L'interdiction de paraître fait partie de ce que l'on appelle les alternatives aux poursuites. Cela permet au délégué du procureur, avec l'accord de son procureur, de choisir d'infliger une sanction qui n'est pas considérée comme une peine, au lieu de poursuivre et de saisir le juge du siège. Mais l'interdiction de paraître est compliquée en matière de racisme. Qu'est-ce que cela signifie ? Si vous êtes raciste à Pontoise, vous pouvez l'être à Bobigny. De la même façon, une interdiction de paraître sur les réseaux sociaux est très compliquée à mettre en œuvre.

Il y a aussi des stages de citoyenneté. Certains jeunes sont antisémites, mais ce n'est pas un antisémitisme pensé, réfléchi et structuré, comme celui du personnage que nous citions tout à l'heure et dont on ne va pas citer une deuxième fois le nom.
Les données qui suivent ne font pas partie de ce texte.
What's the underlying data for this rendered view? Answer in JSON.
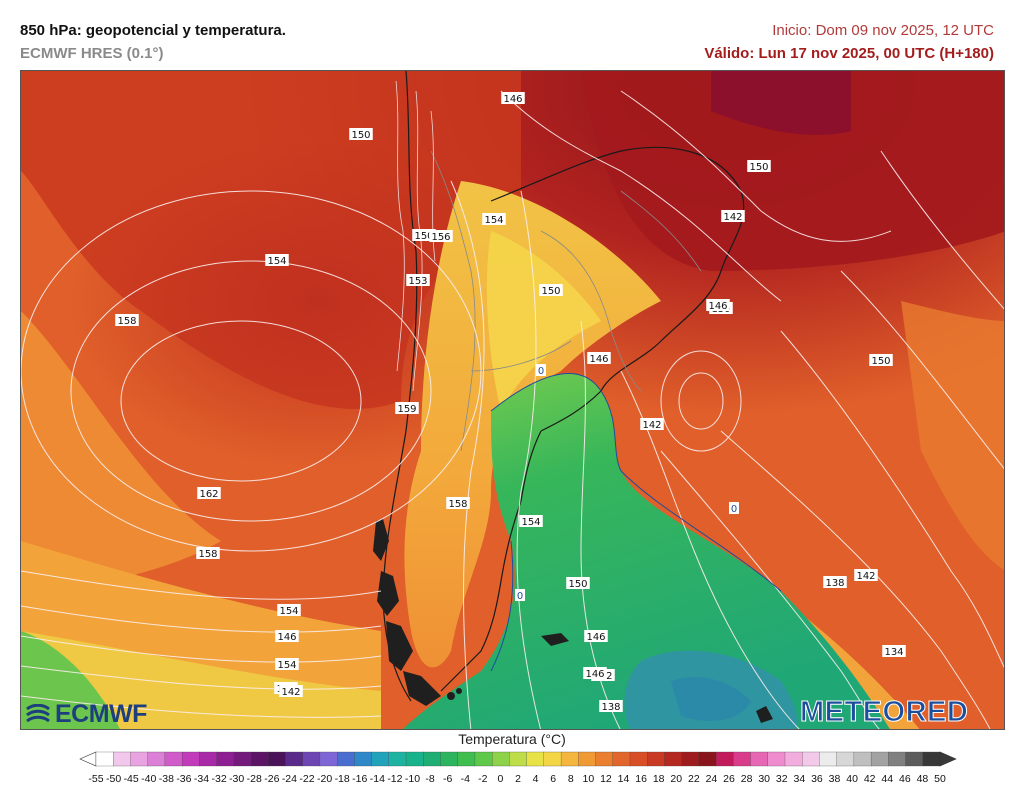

Comme nous le disions avec le grand rabbin, ce qui manque en réalité, c'est la reconnaissance de l'altérité. Derrière le juif, il y a d'abord un homme. Quand, à l'occasion d'un stage de citoyenneté, un gamin rencontre un juif, quelque chose peut se passer, pour peu qu'il ne soit pas obtus et qu'il n'ait pas théorisé l'antisémitisme. Les juifs de France que j'ai rencontrés sont très entreprenants sur cette question et très favorables à ce stage de citoyenneté, avec ses explications, ses visites de lieux mémoriels. Cela fait partie des alternatives aux poursuites qu'il faut développer, parce que cela permet à un certain nombre de gamins qui ne savent pas ce qu'ils disent de le réaliser. De même, la comparution immédiate permet aussi de se rendre compte que l'on a commis une infraction. Il ne faut pas perdre de vue le but initial de pédagogie judiciaire : le rappel des règles.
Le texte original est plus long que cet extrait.